Key highlights from the 2014 Spark Summit:
- Spark is the single most active project in the Hadoop ecosystem
- Among Hadoop distributors, Cloudera and MapR are clear leaders with Spark
- SAP now offers a certified Spark distribution and integration with HANA
- Datastax has delivered a Cassandra connector for Spark
- Databricks plans to offer a cloud service for Spark
- Spark SQL will absorb the Shark project for fast SQL
- Cloudera, MapR, IBM and Intel plan to port Hive to Spark
- Spark MLLIb will double its supported algorithms in the next release
Last December, the 2013 Spark Summit pulled 450 attendees for a two-day event. Six months later, the Spark Summit 2014 sold out at more than a thousand seats for a three-day affair.
It’s always ironic when manual registration at a tech conference produces long lines:
Databricks CTO Matei Zaharia kicked off the keynotes with his recap of Spark progress since the last summit. Zaharia enumerated Spark’s two big goals: a unified platform for Big Data applications combined with a standard library for analytics. CEO Ion Stoica followed with a Databricks update, including an announcement of the SAP alliance and an impressive demo of Databricks Cloud, currently in private beta. Separately, Databricks announced $33 million in Series B funding.

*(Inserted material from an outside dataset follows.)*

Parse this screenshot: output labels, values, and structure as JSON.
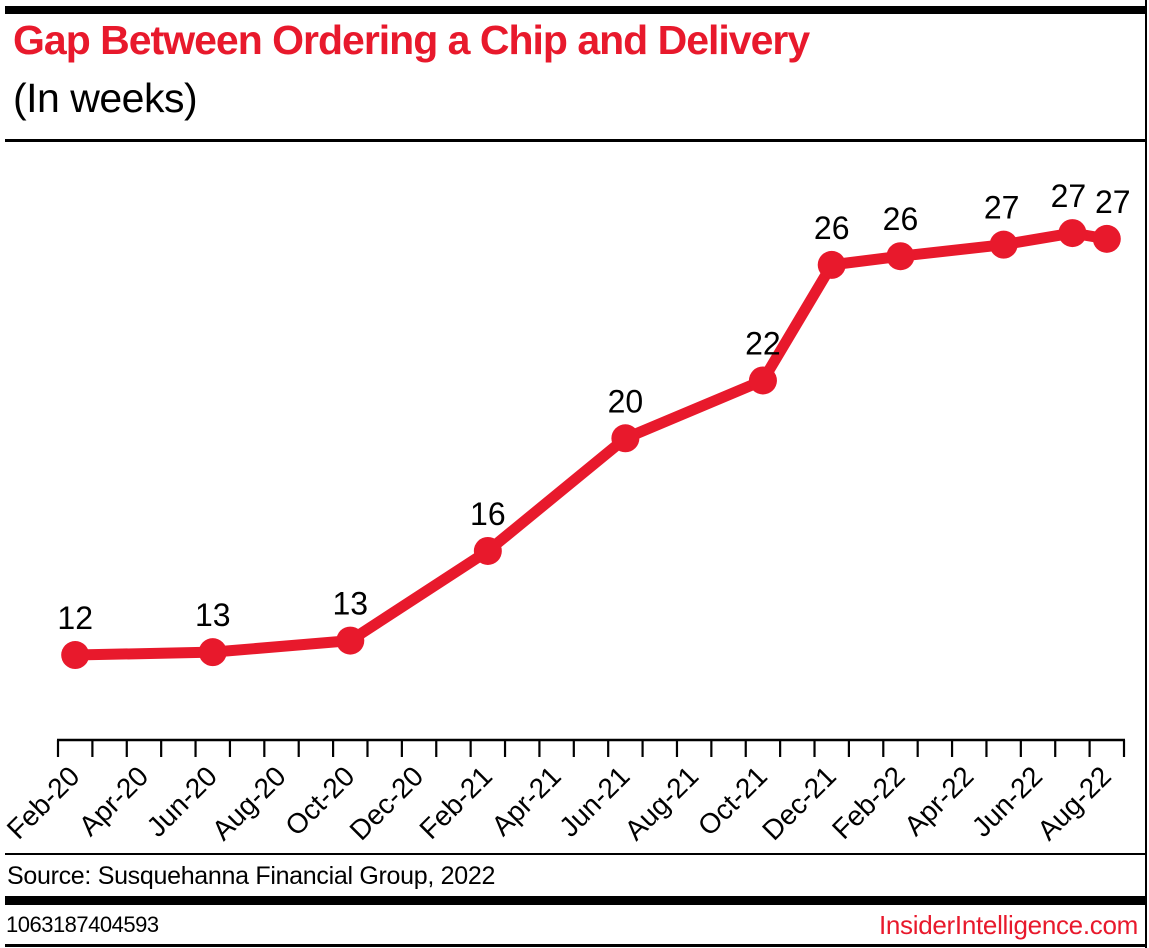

Spark Release Manager Patrick Wendell delivered an overview of planned development over the next several releases. Wendell confirmed Spark’s commitment to stable APIs; patches that break the API fail the build. The project will deliver dot releases every three months beginning in August 2014, and maintenance releases as needed. Development focus in the near future will be in the libraries:
- Spark SQL: optimization, extensions (toward SQL 92), integration (NoSQL, RDBMS), incorporation of Shark
- MLLib : rapid expansion of algorithms (including descriptive statistics, NMF. Sparse SVM, LDA), tighter integration with R
- Streaming: new data sources, tighter Flume integration
- GraphX: optimizations and API stability
Mike Franklin of Berkeley’s AMPLab summarized new developments in the Berkeley Data Analytics Stack (“BadAss”), including significant new work in genomics and energy, as well as improvements to Tachyon and MLBase. Dave Patterson elaborated on AMPLab’s work in genomics, providing examples showing how Spark has markedly reduced both cost and runtime for genomic analysis.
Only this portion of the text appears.